South Korea’s unification ministry said the government will open the possibility of a high-level dialogue with North Korea in line with President Lee Myung-bak’s New Year address, as part of its yearly plan for 2012.

However, the ministry made it clear that Pyongyang should come clean on the two deadly attacks on South Korea in 2010 before seeking progress in inter-Korean relations.

“To keep the Korean Peninsula peaceful and stable, the ministry will establish a South-North dialogue channel and maintain the dialogue channel stable,” Unification Minister Yu Woo-ik told President Lee during the ministry’s briefing on 2012 policy plans in Seoul.

“Possible discussions to advance inter-Korean relations will cover reunion of separated families and business exchanges in the Gaeseong Industrial Complex and Mount Geumgang resort, among others,” he said.

The ministry’s possible discussions with the North also include implementing the June 15 Joint Declaration agreed between the South’s late former president Kim Dae-jung and the North’s late leader Kim Jong-il in 2000, and the Oct. 4 declaration reached between the South’s late former president Roh Moo-hyun and the late Kim in 2007.
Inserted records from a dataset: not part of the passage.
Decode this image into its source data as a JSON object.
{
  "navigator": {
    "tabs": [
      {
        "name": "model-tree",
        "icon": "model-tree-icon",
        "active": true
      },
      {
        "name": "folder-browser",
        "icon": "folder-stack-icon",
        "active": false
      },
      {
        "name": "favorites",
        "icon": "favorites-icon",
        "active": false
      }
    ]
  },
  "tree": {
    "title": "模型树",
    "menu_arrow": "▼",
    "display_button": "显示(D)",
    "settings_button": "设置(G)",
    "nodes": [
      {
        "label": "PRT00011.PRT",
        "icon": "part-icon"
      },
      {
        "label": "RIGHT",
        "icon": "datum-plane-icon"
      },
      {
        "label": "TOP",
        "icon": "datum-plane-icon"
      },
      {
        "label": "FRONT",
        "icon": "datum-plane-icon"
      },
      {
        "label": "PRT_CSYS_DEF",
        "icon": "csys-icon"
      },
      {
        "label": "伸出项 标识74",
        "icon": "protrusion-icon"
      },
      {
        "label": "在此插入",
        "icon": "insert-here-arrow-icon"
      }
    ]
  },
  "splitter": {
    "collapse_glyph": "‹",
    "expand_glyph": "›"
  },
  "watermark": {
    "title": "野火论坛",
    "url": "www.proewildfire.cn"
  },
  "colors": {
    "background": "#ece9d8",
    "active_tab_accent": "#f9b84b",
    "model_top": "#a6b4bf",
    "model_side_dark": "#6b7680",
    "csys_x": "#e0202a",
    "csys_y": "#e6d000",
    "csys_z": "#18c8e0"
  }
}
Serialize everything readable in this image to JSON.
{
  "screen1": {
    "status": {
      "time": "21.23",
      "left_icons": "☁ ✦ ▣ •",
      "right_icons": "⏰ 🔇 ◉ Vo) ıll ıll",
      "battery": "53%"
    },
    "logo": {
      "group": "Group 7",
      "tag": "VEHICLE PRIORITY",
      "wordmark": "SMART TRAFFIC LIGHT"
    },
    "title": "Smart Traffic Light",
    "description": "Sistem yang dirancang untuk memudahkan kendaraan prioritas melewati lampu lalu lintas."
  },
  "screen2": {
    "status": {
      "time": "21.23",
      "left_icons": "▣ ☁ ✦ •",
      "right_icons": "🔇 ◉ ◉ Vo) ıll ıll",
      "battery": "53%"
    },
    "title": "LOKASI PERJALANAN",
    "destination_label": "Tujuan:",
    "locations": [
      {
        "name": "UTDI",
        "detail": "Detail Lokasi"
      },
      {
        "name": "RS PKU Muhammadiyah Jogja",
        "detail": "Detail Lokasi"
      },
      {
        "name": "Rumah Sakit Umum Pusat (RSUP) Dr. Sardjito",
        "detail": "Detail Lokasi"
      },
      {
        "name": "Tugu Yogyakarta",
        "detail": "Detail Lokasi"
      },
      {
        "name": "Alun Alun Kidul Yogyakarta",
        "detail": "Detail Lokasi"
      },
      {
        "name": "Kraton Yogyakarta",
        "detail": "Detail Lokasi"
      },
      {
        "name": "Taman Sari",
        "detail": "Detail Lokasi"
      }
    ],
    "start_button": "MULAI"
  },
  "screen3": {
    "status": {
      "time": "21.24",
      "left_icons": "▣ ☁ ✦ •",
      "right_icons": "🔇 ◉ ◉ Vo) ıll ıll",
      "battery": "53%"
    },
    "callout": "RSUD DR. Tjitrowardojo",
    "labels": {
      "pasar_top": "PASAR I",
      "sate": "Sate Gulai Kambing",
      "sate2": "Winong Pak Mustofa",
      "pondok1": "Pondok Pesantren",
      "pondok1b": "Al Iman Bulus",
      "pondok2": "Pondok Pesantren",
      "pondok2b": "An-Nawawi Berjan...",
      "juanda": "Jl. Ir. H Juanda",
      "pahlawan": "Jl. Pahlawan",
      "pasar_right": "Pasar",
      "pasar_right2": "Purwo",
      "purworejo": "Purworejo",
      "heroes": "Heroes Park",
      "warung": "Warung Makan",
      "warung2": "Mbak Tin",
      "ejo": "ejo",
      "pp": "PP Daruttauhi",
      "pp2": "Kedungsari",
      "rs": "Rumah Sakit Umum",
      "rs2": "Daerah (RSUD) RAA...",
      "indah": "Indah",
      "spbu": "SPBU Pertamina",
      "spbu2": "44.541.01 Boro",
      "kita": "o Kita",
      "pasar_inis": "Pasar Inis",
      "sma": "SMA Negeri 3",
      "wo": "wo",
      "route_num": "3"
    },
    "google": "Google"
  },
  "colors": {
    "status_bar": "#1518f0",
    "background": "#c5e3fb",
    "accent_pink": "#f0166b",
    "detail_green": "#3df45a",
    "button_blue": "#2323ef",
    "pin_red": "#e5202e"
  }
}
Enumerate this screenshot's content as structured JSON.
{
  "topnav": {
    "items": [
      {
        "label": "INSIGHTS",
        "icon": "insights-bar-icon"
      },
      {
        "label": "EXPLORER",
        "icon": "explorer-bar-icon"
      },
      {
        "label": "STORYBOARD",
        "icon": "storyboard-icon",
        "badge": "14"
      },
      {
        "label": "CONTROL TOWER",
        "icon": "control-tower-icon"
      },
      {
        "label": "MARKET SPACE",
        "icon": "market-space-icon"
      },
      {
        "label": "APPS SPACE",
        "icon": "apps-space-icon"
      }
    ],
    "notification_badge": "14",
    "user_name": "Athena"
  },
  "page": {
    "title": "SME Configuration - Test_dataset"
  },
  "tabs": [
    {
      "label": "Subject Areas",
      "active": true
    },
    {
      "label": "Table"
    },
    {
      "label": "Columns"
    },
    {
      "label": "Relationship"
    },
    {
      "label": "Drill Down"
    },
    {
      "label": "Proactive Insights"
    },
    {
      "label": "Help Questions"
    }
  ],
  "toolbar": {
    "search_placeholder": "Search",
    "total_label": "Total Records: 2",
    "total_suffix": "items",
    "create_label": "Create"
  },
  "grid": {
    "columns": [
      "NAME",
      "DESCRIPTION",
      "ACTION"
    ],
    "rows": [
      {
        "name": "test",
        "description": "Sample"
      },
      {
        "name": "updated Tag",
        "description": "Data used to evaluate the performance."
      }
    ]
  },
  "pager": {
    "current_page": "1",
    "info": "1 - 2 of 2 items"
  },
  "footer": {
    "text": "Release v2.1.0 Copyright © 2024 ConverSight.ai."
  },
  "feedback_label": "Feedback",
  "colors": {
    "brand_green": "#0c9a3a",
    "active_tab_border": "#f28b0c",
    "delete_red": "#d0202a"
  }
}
Lee had said in his New Year address on Jan. 2 that he would leave “a window of opportunity” open to improve relations with North Korea.

If a dialogue channel is secured, South Korea could discuss all kinds of items including follow-up measures on the sinking of a South Korean warship that killed 46 South Korean seamen in March 2010 and the shelling of a South Korean island near the inter-Korean maritime border that killed two South Korean marines and two civilians in November 2010, Yu told reporters.

He also said that South Korea has no immediate plan to be the first to propose a meeting with North Korea but did not rule out the possibility completely.

The two Koreas held more than 20 rounds of Cabinet-level talks, the highest channel of regular dialogue, for eight years after a landmark summit in 2000, to give momentum to reconciliation and cross-border projects.

However, no high-level talks have been held since 2008 when Lee’s conservative government took power in Seoul with a hard-line policy toward Pyongyang.

The ministry also said it would set up a “unification fund” this year to prepare for eventual reunification with the North. Yu told college students in a speech on Wednesday that reunification is not a matter of choice but a must for Korean people.